Cuenta fatal

22 muertos del incendio en Villa El Salvador.

Editorial Editorial
02 Feb 2020 | 1:22 h

El Ministerio de Salud (MINSA) ha reportado la muerte de otro de los heridos en el incendio de Villa El Salvador con lo que la cifra de fallecidos alcanza a 22, esta vez una adolescente de 15 años que presentaba quemaduras en el 60% de su cuerpo.

Días antes, el Gobierno declaró el estado de emergencia en ese distrito limeño para fortalecer la atención a los afectados al mismo tiempo que encargó al ministro de Energía y Minas elaborar un informe de las deficiencias encontradas y la responsabilidad de los funcionarios públicos en esta tragedia.

Dos conclusiones preliminares se han hecho públicas. El informe del Organismo Supervisor de la Inversión en Energía y Minería (Osinergmin) reduce los hechos a la responsabilidad operativa de la empresa propietaria del vehículo siniestrado y el conductor y al mal estado de la vía, y no referidas a la supervisión.

Este organismo sostiene que el vehículo cumplía los requisitos para transportar material peligroso y estaba autorizado para ello. Esta es, obviamente, una conclusión legalista y formal. Una empresa que terceriza la autorización decidió a cuenta de Osinergmin que el vehículo se encontraba apto para el servicio, pero todo indica que eso no era cierto porque acreditó eso con una declaración jurada de la empresa interesada. Y nada más.

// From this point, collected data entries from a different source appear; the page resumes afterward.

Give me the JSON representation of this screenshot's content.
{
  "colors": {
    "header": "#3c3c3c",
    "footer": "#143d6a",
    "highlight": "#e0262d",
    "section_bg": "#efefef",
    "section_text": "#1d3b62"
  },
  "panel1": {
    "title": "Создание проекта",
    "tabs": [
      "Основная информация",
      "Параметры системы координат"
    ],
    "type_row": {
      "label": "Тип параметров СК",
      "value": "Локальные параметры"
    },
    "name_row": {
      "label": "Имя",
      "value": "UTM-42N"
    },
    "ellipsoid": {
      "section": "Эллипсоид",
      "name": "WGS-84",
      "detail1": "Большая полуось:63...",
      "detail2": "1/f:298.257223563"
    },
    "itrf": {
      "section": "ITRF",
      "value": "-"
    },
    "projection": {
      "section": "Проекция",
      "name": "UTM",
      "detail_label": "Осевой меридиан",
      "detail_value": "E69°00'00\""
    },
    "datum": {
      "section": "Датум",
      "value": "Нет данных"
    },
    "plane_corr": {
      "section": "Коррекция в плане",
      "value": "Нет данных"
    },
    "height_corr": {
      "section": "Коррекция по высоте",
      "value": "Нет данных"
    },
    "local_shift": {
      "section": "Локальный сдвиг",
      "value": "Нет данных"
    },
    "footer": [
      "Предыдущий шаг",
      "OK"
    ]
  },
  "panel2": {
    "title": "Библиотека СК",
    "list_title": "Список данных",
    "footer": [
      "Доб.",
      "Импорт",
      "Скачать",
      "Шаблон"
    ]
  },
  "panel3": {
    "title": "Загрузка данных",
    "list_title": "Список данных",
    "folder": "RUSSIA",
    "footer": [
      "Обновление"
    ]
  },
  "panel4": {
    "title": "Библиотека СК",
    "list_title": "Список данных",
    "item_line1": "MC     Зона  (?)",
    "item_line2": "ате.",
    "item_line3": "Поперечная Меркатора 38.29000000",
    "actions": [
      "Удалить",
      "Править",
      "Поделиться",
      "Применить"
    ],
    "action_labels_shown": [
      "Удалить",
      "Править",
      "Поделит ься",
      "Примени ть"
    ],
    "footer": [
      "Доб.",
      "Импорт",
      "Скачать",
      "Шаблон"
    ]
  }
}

Osinergmin no asume su responsabilidad por la concesión automática de los permisos y se declara incompetente respecto a la supervisión de las operaciones de traslado del combustible, aunque su mismo informe y las normas que operan para este organismo desde el año 2017 lo desmienten.

Este punto lleva a otro, a la modificación del vehículo de la tragedia, que pasó de ser un furgón a un camión cisterna aumentando su longitud y altura, que el organismo regulador no reconoce y en el que también existe responsabilidad de los ministerios de la Producción y Transportes y Comunicaciones.

El informe de la Unidad de Investigación de Incendios de la Dirección de Seguridad del Estado de la PNP señala que el vehículo no reunía las condiciones mínimas de seguridad para transportar gas licuado de petróleo, devolviendo la tragedia a su verdadera dimensión, un problema de supervisión e incumplimiento de las normas regulatorias.

Este no es un asunto cualquiera, luego del incendio se han activado las alarmas y se han detectado clamorosos casos de falta de control de las actividades de almacenamiento, transporte y venta de combustible. Las investigaciones deben continuar y los funcionarios tienen que asumir su responsabilidad con entereza.